From the work of Porter 1985, we know that the basic rationale for innovation is to improve the long-run competitive position of a firm. In a competitive
the environment of uncertainty, innovation is undertaken in order to improve the relative quality of the products or services offered by a firm in comparison with its competitor firms.

In other words, innovation is undertaken in order to maximize the expected long-run profits per unit of capital invested by the firm. Although the process by which innovation takes place is very complex, recent research stresses the essential role played by face-to-face knowledge exchanges between agents in this process. The result of this is that in the last two decades the role played by face-to-face interaction in determining the nature and geographical patterns of economic growth and development has become a major focus of research across a range of different academic fields.

This research interest has arisen within economics primarily because of the
work of Krugman, within the business and management literature primarily because of the work of Porter, and within geography primarily because of the work of Scott. Following the original observations of Marshall, Krugman has reawakened interest in the ways in which localized knowledge spillovers can contribute to the growth of localized economies of agglomeration;

Porter focuses on the ways in which the mutual transparency and knowledge exchanges afforded by spatial proximity can foster an area’s competitiveness by encouraging localized innovation processes, and Scott discusses how the flexibility of inter-firm relations may be related to firm size and to the nature of their knowledge exchanges.

Within each of the three Krugman, Porter, and Scott theoretical approaches, knowledge flows are assumed to take place primarily between local individual firms, agents, and organizations. As such, common to all three approaches is the implicit assumption that knowledge flows take place more easily over shorter distances than over longer distances. Yet, following Porter and Scott, these various agglomeration and clustering literature are now also used to underpin research into the economic geography of innovation.
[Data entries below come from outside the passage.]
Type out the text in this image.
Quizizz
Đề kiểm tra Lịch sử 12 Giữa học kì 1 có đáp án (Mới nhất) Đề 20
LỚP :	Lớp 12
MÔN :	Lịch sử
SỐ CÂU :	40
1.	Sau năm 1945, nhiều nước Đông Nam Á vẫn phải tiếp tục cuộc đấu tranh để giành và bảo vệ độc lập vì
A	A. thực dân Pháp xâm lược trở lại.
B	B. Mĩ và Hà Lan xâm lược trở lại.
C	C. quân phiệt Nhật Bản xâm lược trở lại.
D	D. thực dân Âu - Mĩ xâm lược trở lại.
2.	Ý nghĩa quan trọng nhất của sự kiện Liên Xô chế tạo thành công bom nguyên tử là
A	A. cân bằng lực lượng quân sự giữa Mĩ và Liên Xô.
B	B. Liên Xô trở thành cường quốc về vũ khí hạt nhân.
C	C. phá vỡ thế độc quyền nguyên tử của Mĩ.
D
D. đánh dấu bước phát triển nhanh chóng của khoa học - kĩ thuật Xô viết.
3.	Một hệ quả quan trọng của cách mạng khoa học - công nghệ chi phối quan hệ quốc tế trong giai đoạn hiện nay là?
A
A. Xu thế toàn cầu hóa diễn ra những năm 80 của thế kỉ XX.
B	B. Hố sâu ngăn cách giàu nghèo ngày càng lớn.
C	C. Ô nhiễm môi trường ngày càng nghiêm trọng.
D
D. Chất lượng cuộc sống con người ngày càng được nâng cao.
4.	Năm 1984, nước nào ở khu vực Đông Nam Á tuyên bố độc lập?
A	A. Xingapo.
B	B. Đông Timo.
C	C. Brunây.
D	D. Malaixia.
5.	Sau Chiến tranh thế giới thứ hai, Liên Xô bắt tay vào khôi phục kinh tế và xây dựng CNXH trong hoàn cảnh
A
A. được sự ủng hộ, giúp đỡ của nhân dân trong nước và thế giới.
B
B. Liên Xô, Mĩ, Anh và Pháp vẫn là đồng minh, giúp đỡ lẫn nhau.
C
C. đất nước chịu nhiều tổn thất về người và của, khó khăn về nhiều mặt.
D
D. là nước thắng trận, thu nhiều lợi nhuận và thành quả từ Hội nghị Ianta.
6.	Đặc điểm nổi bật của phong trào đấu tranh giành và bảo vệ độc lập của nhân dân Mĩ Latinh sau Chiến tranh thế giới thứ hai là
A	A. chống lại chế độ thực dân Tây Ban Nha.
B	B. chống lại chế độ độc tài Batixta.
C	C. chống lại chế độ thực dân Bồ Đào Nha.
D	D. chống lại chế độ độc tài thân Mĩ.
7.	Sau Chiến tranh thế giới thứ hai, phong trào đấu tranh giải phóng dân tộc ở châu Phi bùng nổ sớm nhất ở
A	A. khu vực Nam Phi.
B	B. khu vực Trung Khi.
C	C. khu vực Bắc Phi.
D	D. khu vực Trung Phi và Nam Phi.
In order for this to be justified, however, the geography innovation literature also makes an additional second implicit assumption, namely that localized knowledge flows foster localized processes of innovation, which themselves are a source of further local economic growth. In essence, therefore, all of this literature is predicated on the basic assumption that the face-to-face interaction between agents plays a key role in determining the nature and spatial patterns of both knowledge flows and the geography of innovation.